How should we help individual States? Here’s what each side is saying

Ty Aravazhi Contributor
How should we help individual States? Here’s what each side is saying
Read Time: approx. 2:08

Cover: United States of America


States of Our Union: Late last week, President Trump expressed support for federal aid to states through the fourth iteration of fiscal relief that is being debated in the empty and now virtual halls of Congress. However, on Monday the President tweeted, “Why should the people and taxpayers of America be bailing out poorly run states (like Illinois…) and cities, in all cases Democrat run and managed, when most of the other states are not looking for bailout help. I am open to discussing anything, but just asking?” The question follows Mitch McConnell’s earlier suggestion that states should alternatively pursue bankruptcy. With some investment returns likely falling as far as 15 percent, states are going to face a cumulative pension debt of between $1.5 trillion and $2 trillion by the end of the year. The President’s latest statements have sparked debate about the best way to “bail them out.”

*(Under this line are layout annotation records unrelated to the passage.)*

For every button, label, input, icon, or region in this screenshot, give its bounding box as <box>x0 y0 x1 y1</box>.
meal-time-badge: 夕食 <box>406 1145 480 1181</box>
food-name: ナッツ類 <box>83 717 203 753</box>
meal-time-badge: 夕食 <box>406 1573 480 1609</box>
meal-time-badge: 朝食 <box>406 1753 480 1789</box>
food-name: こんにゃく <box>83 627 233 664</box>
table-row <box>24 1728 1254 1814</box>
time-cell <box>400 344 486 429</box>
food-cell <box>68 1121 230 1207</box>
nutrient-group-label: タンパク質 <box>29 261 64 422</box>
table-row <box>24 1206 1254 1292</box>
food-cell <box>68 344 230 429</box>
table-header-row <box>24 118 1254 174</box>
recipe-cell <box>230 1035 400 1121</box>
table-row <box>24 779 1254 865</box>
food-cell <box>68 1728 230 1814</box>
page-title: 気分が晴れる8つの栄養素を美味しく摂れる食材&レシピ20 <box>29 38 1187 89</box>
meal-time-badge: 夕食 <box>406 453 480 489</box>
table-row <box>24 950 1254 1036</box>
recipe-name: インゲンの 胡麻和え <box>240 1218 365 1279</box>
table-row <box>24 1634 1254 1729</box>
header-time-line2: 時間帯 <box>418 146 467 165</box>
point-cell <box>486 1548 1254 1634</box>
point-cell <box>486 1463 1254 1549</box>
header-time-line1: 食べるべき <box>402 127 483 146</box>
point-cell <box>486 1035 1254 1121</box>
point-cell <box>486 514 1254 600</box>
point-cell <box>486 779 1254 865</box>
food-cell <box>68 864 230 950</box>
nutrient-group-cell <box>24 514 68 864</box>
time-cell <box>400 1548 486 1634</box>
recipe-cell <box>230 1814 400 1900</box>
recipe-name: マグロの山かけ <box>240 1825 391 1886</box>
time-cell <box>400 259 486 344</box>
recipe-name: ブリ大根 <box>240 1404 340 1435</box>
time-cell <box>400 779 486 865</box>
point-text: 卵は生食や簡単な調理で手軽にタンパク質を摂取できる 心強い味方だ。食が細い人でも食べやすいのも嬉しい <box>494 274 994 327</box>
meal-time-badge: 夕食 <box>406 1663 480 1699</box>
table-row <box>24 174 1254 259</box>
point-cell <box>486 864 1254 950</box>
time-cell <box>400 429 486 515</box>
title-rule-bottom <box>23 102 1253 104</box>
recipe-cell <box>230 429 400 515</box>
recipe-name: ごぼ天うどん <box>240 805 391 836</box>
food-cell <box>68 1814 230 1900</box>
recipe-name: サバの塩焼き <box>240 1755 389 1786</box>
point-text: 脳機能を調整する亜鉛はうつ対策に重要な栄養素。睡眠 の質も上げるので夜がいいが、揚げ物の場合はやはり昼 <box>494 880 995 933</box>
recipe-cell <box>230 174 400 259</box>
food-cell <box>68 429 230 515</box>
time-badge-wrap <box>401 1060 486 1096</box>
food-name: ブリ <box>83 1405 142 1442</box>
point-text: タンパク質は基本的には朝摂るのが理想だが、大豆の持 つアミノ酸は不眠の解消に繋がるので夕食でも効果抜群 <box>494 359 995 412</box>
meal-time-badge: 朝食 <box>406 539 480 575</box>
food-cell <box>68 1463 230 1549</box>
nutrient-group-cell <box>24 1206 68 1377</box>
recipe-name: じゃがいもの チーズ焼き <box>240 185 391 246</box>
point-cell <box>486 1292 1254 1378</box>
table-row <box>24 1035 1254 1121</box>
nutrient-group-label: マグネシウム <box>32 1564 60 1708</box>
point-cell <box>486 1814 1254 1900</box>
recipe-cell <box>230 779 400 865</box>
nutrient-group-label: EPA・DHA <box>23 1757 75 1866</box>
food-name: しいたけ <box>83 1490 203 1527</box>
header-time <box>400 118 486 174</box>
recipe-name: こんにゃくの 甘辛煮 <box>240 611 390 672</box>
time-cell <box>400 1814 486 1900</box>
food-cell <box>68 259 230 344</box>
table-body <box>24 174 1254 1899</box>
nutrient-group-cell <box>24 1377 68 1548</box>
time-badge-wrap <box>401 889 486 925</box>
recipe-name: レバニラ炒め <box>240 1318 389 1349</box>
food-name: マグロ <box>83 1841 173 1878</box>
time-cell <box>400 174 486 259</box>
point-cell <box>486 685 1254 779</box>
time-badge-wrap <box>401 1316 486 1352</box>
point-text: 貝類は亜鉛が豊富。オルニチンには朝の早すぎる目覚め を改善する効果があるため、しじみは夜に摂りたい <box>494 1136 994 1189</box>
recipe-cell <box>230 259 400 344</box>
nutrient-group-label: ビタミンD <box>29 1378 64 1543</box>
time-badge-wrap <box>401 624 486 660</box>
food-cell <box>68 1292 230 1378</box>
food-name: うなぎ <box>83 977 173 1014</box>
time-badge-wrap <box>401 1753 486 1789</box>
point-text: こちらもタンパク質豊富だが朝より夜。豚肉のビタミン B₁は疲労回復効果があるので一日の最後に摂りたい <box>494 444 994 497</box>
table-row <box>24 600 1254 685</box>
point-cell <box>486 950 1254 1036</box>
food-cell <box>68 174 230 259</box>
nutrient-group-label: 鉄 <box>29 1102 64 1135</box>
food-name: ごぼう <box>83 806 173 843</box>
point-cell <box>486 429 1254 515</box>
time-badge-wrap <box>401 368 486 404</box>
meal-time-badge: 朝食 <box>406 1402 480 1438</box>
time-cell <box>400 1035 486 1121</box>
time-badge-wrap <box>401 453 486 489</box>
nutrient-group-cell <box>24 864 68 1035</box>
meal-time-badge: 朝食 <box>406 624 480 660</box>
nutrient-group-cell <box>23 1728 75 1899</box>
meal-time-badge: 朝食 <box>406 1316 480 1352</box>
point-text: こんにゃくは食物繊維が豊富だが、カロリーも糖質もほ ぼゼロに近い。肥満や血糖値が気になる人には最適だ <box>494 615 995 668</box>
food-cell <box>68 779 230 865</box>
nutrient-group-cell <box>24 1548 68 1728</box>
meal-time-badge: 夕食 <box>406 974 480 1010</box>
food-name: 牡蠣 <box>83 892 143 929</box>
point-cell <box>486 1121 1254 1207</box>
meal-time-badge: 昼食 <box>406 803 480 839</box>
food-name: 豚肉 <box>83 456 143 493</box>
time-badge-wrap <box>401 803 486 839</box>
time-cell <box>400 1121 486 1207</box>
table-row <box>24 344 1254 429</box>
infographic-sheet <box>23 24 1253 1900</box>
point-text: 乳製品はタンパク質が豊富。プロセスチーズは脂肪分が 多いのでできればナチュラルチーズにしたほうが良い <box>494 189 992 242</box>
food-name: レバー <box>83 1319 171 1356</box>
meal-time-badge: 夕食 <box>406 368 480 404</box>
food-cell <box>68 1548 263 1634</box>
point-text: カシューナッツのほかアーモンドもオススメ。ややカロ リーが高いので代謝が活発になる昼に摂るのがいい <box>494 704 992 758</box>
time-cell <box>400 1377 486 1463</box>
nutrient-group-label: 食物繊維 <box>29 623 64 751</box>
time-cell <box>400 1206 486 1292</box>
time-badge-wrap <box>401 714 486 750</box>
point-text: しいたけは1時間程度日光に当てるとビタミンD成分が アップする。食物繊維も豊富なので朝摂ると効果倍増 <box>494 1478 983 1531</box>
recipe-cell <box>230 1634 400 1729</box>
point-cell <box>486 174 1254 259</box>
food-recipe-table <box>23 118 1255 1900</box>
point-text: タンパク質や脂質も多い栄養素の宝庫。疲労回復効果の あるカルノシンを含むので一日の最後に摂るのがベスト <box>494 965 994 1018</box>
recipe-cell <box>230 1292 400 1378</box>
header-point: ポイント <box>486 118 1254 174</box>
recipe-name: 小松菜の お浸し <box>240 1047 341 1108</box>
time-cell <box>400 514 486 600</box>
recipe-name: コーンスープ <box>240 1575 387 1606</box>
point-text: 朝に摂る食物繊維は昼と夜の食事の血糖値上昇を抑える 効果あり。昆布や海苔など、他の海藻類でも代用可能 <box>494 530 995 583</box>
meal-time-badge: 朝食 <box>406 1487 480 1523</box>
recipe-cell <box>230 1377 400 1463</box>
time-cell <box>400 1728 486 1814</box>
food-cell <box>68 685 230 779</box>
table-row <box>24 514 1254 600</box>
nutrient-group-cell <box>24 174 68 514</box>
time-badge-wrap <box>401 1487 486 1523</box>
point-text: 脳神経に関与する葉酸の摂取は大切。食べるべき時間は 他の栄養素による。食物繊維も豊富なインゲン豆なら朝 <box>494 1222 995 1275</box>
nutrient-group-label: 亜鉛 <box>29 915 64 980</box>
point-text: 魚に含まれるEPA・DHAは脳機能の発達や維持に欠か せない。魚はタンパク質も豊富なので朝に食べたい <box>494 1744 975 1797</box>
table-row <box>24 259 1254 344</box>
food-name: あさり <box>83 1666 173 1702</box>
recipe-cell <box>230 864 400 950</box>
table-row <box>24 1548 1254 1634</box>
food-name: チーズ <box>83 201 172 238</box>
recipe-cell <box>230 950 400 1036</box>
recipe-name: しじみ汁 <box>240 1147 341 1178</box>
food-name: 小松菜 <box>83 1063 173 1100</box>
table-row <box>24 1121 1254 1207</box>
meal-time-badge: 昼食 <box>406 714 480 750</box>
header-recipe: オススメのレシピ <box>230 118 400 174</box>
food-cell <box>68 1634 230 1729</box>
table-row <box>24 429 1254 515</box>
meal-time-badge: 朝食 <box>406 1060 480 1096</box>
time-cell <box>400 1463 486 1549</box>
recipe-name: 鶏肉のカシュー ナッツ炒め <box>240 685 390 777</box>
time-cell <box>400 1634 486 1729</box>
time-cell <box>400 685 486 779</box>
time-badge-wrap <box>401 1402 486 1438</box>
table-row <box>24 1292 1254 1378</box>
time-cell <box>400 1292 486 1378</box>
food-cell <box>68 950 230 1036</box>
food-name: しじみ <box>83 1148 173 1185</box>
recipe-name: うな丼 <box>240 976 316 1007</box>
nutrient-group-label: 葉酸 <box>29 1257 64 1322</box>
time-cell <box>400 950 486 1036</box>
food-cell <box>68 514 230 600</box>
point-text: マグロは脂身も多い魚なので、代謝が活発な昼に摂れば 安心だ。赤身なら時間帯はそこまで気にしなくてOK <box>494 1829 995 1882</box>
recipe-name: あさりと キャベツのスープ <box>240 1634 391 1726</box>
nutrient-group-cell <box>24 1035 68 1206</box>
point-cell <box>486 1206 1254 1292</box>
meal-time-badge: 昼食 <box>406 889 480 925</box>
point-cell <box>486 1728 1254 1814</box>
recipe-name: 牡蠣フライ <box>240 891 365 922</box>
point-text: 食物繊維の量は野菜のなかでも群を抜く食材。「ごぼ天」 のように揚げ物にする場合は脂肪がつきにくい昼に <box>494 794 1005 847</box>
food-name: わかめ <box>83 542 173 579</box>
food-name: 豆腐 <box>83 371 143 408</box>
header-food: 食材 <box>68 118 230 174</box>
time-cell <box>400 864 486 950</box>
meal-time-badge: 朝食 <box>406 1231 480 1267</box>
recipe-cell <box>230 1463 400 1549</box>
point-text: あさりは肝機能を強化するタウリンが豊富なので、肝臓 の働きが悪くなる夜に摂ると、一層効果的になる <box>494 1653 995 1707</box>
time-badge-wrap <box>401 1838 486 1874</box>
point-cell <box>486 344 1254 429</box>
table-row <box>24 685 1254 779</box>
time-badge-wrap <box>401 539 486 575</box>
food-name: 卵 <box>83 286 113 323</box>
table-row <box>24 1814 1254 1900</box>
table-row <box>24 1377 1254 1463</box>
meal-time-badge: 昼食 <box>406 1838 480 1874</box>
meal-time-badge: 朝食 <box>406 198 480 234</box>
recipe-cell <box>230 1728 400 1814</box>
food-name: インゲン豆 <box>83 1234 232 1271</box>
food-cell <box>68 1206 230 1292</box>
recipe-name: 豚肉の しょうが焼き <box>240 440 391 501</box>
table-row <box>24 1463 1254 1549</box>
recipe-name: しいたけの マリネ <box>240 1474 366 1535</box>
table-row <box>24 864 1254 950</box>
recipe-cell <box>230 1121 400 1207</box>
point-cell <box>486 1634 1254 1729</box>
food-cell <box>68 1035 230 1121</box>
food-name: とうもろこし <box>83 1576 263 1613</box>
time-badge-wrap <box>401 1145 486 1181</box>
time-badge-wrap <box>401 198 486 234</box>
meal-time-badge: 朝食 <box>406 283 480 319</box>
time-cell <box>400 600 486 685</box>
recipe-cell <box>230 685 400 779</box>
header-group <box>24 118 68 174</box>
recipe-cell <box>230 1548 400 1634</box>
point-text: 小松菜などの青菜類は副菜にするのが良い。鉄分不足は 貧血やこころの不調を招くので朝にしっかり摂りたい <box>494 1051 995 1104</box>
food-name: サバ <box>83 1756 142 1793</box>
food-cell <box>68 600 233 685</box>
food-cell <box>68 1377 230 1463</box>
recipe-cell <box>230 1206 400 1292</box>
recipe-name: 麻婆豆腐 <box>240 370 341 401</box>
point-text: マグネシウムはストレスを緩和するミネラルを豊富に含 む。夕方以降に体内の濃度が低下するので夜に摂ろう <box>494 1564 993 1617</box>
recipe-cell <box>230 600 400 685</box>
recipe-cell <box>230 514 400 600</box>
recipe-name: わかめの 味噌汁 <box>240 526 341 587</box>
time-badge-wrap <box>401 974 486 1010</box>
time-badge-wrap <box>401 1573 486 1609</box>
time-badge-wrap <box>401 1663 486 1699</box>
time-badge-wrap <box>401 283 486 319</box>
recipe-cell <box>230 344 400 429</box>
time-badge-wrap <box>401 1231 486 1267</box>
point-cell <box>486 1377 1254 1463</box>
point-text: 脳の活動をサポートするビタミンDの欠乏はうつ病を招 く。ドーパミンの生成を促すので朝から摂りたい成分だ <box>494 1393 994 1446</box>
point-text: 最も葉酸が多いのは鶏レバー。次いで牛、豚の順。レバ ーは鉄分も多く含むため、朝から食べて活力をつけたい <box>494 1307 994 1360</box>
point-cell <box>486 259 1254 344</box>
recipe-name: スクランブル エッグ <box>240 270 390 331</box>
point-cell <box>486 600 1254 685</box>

On the Left: Democratic Governors and Congressional Democrats have strongly resisted the idea that federal funding for the states would be a “blue-state bailout”. Governor J.B. Pritzker of Illinois warned, “If we don’t get any further federal aid, it will be extremely difficult…not just for ones that have Democratic governors but for Republican states as well.” House Speaker Nancy Pelosi also emphasized that the money is needed for states to support first responders, explaining, “We have to protect our heroes: the health-care workers….police, fire, emergency services…”. Democratic leaders have also pointed out that their states contribute more money to the federal government, but have received considerably less.

On the Right: Conservative voices and right-leaning outlets appear to be doubling down on the notion that Republican-led states should not be asked to foot the bill for states that have mismanaged their own budgets. Senator McConnell explained that he supports funding states for areas directly impacted by the pandemic, however he clarified “…we’re not interested in helping [states] fix age-old problems that they haven’t had the courage to fix in the past.” Many assert that certain states (in their view, primarily blue states) are exploiting the crisis to pull in federal money in order to pad neglected programs like faltering pension plans. It’s interesting to observe that the Republican Governor of Oklahoma, Kevin Stitt, went so far as to ask Congress to wait before sending additional money to his state, explaining “we need to figure out if we need more before we go back to the well again for a fourth round.”

Flag This: This debate isn’t going away. Since McConnell’s comments, several constitutional scholars have called into question whether Congress can even allow states to declare bankruptcy. Financial experts have also said that regardless of the constitutionality, it would simply “be a bad idea”. The issue also has potential political consequences for Trump’s reelection. As mentioned, contrary to the idea that providing funding would be a “blue-state bailout”, red states are suffering as well. Choosing to not support state funding may end up costing Trump the support of “middle-of-the-road” Republicans and Independents. Many within this cohort live in critical, battleground states like Ohio, Pennsylvania, Michigan, and Wisconsin.